Solo por haber localizado este texto, merecería Desiderio Lobatón la
Medalla al Mérito Policial, no otros compañeros suyos que, según viejas
creencias, tenían cierta inclinación a tirar a los detenidos por la ventana.
En una palabra, Desi
se había ganado en buena lid lo que sucedió acto seguido de pronunciar el
nombre de Justo del Pino. El Caballo inclinó la cabeza y, con una voz
que parecía brotar de su vientre, masculló:
-
Estoy
dispuesto a decirle todo pero, se lo ruego, tenga por seguro, en nuestro favor,
que nunca tuvimos intención de causar la muerte del Obispo.
Desi no
venía preparado para la ocasión, por raro que nos parezca. Pero tampoco era
cosa de detener a Cabados, llevarlo a comisaría y correr el riesgo de que allí se
volviera atrás en su confesión. Así que, se levantó, hurgó entre los papeles
amontonados en la estantería de la habitación, hasta dar con un par de folios en
blanco, o casi. Sacó un bolígrafo de la chaqueta y dijo:
-
A
ver, amigo Cebados, cuéntame todo lo que pasó y, luego, lo firmas. Así te será
más fácil repetírselo mañana al señor comisario y, luego, al juez.
7.
Conversación con el Comisario
Unos quince días
más tarde, ya con el extenso y esclarecedor atestado del caso en manos del comisario
jefe, este departía en su despacho con el inspector Lobatón. La cosa estaba ya
tan madura, como para tener previsto que, al siguiente día, atestado y
detenidos fueran entregados al juez de instrucción de Castellar, con vistas,
bien a que se declarase competente, bien a que lo remitiera al de la Audiencia
Nacional en Madrid. Todo dependería de que el radical giro dado a los hechos
permitiera, o no, seguir considerándolos como fruto de terrorismo del tipo que
fuera.
-
Así
que el Obispo se murió de un susto, estaba diciendo el comisario, con un deje
de humor.
-
¡Caramba,
jefe!, replicó Desi, a cualquiera de nosotros, ya talluditos y con el
corazón fatigado, nos podría haber pasado lo mismo.
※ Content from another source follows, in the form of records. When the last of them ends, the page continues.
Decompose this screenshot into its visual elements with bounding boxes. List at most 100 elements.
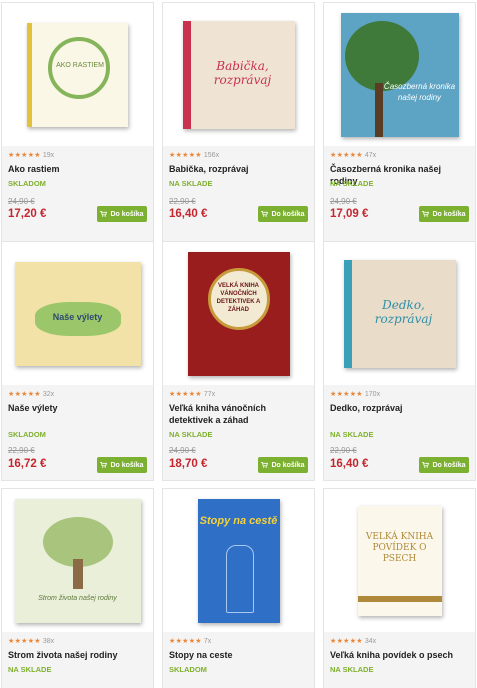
stars-icon: ★★★★★	[8, 152, 41, 159]
stock-status: NA SKLADE	[169, 430, 213, 439]
stars-icon: ★★★★★	[169, 638, 202, 645]
price: 17,20 €	[8, 208, 47, 220]
cover-title: Strom života našej rodiny	[38, 594, 117, 602]
product-title[interactable]: Veľká kniha vánočních detektivek a záhad	[169, 402, 309, 426]
cover-title: VELKÁ KNIHA VÁNOČNÍCH DETEKTIVEK A ZÁHAD	[216, 282, 261, 313]
stock-status: SKLADOM	[8, 430, 46, 439]
stock-status: NA SKLADE	[8, 665, 52, 674]
product-card[interactable]: Dedko, rozprávaj ★★★★★ 170x Dedko, rozprá…	[323, 241, 476, 481]
stars-icon: ★★★★★	[8, 638, 41, 645]
old-price: 24,90 €	[8, 197, 35, 206]
product-title[interactable]: Dedko, rozprávaj	[330, 402, 470, 414]
cover-title: AKO RASTIEM	[56, 61, 104, 69]
product-image[interactable]: Naše výlety	[2, 242, 153, 385]
old-price: 22,90 €	[330, 446, 357, 455]
product-image[interactable]: Časozberná kronika našej rodiny	[324, 3, 475, 146]
product-title[interactable]: Naše výlety	[8, 402, 148, 414]
product-image[interactable]: VELKÁ KNIHA VÁNOČNÍCH DETEKTIVEK A ZÁHAD	[163, 242, 314, 385]
product-card[interactable]: AKO RASTIEM ★★★★★ 19x Ako rastiem SKLADOM…	[1, 2, 154, 242]
cart-icon	[100, 211, 108, 217]
rating: ★★★★★ 19x	[8, 151, 55, 160]
cover-title: Časozberná kronika našej rodiny	[383, 81, 456, 102]
button-label: Do košíka	[110, 461, 144, 469]
cart-icon	[261, 462, 269, 468]
price: 16,40 €	[330, 458, 369, 470]
cover-title: Naše výlety	[52, 311, 103, 322]
add-to-cart-button[interactable]: Do košíka	[97, 206, 147, 222]
old-price: 24,90 €	[330, 197, 357, 206]
button-label: Do košíka	[432, 461, 466, 469]
rating: ★★★★★ 7x	[169, 637, 212, 646]
price: 18,70 €	[169, 458, 208, 470]
review-count: 38x	[42, 637, 55, 645]
product-title[interactable]: Stopy na ceste	[169, 649, 309, 661]
stock-status: SKLADOM	[169, 665, 207, 674]
stock-status: NA SKLADE	[330, 179, 374, 188]
add-to-cart-button[interactable]: Do košíka	[258, 206, 308, 222]
book-cover: VELKÁ KNIHA POVÍDEK O PSECH	[357, 505, 442, 616]
product-card[interactable]: Časozberná kronika našej rodiny ★★★★★ 47x…	[323, 2, 476, 242]
cart-icon	[261, 211, 269, 217]
button-label: Do košíka	[271, 461, 305, 469]
book-cover: VELKÁ KNIHA VÁNOČNÍCH DETEKTIVEK A ZÁHAD	[187, 251, 290, 376]
rating: ★★★★★ 32x	[8, 390, 55, 399]
stars-icon: ★★★★★	[330, 391, 363, 398]
book-cover: Naše výlety	[14, 261, 141, 366]
old-price: 24,90 €	[169, 446, 196, 455]
product-title[interactable]: Babička, rozprávaj	[169, 163, 309, 175]
stock-status: SKLADOM	[8, 179, 46, 188]
stock-status: NA SKLADE	[169, 179, 213, 188]
product-card[interactable]: Naše výlety ★★★★★ 32x Naše výlety SKLADOM…	[1, 241, 154, 481]
product-card[interactable]: VELKÁ KNIHA POVÍDEK O PSECH ★★★★★ 34x Veľ…	[323, 488, 476, 688]
review-count: 47x	[364, 151, 377, 159]
product-image[interactable]: Babička, rozprávaj	[163, 3, 314, 146]
product-card[interactable]: VELKÁ KNIHA VÁNOČNÍCH DETEKTIVEK A ZÁHAD…	[162, 241, 315, 481]
review-count: 170x	[364, 390, 381, 398]
book-cover: Babička, rozprávaj	[182, 20, 295, 129]
cover-title: VELKÁ KNIHA POVÍDEK O PSECH	[365, 531, 434, 564]
book-cover: Stopy na cestě	[197, 498, 280, 623]
product-card[interactable]: Babička, rozprávaj ★★★★★ 156x Babička, ro…	[162, 2, 315, 242]
add-to-cart-button[interactable]: Do košíka	[419, 206, 469, 222]
review-count: 19x	[42, 151, 55, 159]
cart-icon	[422, 462, 430, 468]
stars-icon: ★★★★★	[169, 391, 202, 398]
rating: ★★★★★ 170x	[330, 390, 381, 399]
stars-icon: ★★★★★	[330, 638, 363, 645]
rating: ★★★★★ 34x	[330, 637, 377, 646]
price: 16,72 €	[8, 458, 47, 470]
product-image[interactable]: VELKÁ KNIHA POVÍDEK O PSECH	[324, 489, 475, 632]
button-label: Do košíka	[432, 210, 466, 218]
rating: ★★★★★ 47x	[330, 151, 377, 160]
stock-status: NA SKLADE	[330, 665, 374, 674]
book-cover: Dedko, rozprávaj	[343, 259, 456, 368]
product-image[interactable]: Strom života našej rodiny	[2, 489, 153, 632]
add-to-cart-button[interactable]: Do košíka	[258, 457, 308, 473]
add-to-cart-button[interactable]: Do košíka	[419, 457, 469, 473]
review-count: 7x	[203, 637, 212, 645]
product-image[interactable]: AKO RASTIEM	[2, 3, 153, 146]
product-title[interactable]: Strom života našej rodiny	[8, 649, 148, 661]
review-count: 32x	[42, 390, 55, 398]
stock-status: NA SKLADE	[330, 430, 374, 439]
button-label: Do košíka	[271, 210, 305, 218]
add-to-cart-button[interactable]: Do košíka	[97, 457, 147, 473]
product-image[interactable]: Dedko, rozprávaj	[324, 242, 475, 385]
cart-icon	[422, 211, 430, 217]
product-card[interactable]: Strom života našej rodiny ★★★★★ 38x Strom…	[1, 488, 154, 688]
cart-icon	[100, 462, 108, 468]
stars-icon: ★★★★★	[169, 152, 202, 159]
product-title[interactable]: Ako rastiem	[8, 163, 148, 175]
cover-title: Stopy na cestě	[199, 514, 278, 527]
button-label: Do košíka	[110, 210, 144, 218]
product-card[interactable]: Stopy na cestě ★★★★★ 7x Stopy na ceste SK…	[162, 488, 315, 688]
price: 17,09 €	[330, 208, 369, 220]
cover-title: Dedko, rozprávaj	[374, 297, 433, 326]
review-count: 156x	[203, 151, 220, 159]
old-price: 22,90 €	[8, 446, 35, 455]
stars-icon: ★★★★★	[8, 391, 41, 398]
product-image[interactable]: Stopy na cestě	[163, 489, 314, 632]
price: 16,40 €	[169, 208, 208, 220]
product-title[interactable]: Veľká kniha povídek o psech	[330, 649, 470, 661]
review-count: 34x	[364, 637, 377, 645]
Fíjese lo que es aguantar
tres días en manos de estos animales y, al final, que lo encierren a uno en la
cripta de un panteón, embutido en un nicho, de noche y con una musiquilla, que
ya, ya…
-
¡Anda,
y con música encima, para amenizar el encierro! ¿Qué tipo de música, si has
llegado a saberlo?
Con leve rictus de
guasa, Lobatón se lo explicó:
-
No
era cosa de llevar una orquesta al cementerio, ni una banda de música. El
profesor Pino sabe tocar el violín y tuvo la ocurrencia de ponerse a ello en la
capilla del panteón, en el piso de arriba de la cripta, para torturar
psicológicamente al obispo, con música grata a los de la Memoria: A
las barricadas, el Himno de Riego, En el frente de Gandesa…, cosas así. De
pronto, se sintió un virtuoso y le dio por arrancarse con El trino del
Diablo[30] . Don
Claudio, que ya estaba demasiado excitado por su situación y por la convicción
de que el demonio no lo dejaría escapar de aquel sótano, se puso fuera de sí,
dio un grito espantoso y falleció en el acto, o poco menos.
-
Vaya
tipejo, ese fraile exclaustrado -comentó el comisario-. No es refinado ni nada
en sus tormentos.
Desi había
indagado en el pasado de Don Claudio y fray Justo del Pino:
-
El
Obispo y él -explicó- se habían conocido estudiando en la Universidad
Gregoriana de Roma y se cayeron muy mal. Al venir Don Claudio como prelado a
Castellar y empezar su reforma del cementerio, del Pino fue a visitarlo y
tratar de disuadirlo de sus iniciativas; pero el obispo lo echó con cajas
destempladas y… ya ve usted las consecuencias.
-
De
todos modos, Desi, no creo que ninguno de los intervinientes tuviera
intención de matar al obispo, ni imaginarían que unas sesiones de tortura
psicológica fuesen a acabar con su vida.
-
¡Vaya
usted a saber!, dudó el inspector. En cualquier caso, eso es competencia de los
jueces el decidirlo, o de un jurado, si se tercia. ¡Menudo marrón para
gente sin experiencia!
Se hizo el
silencio, mientras el comisario repasaba algunas partes del extenso atestado.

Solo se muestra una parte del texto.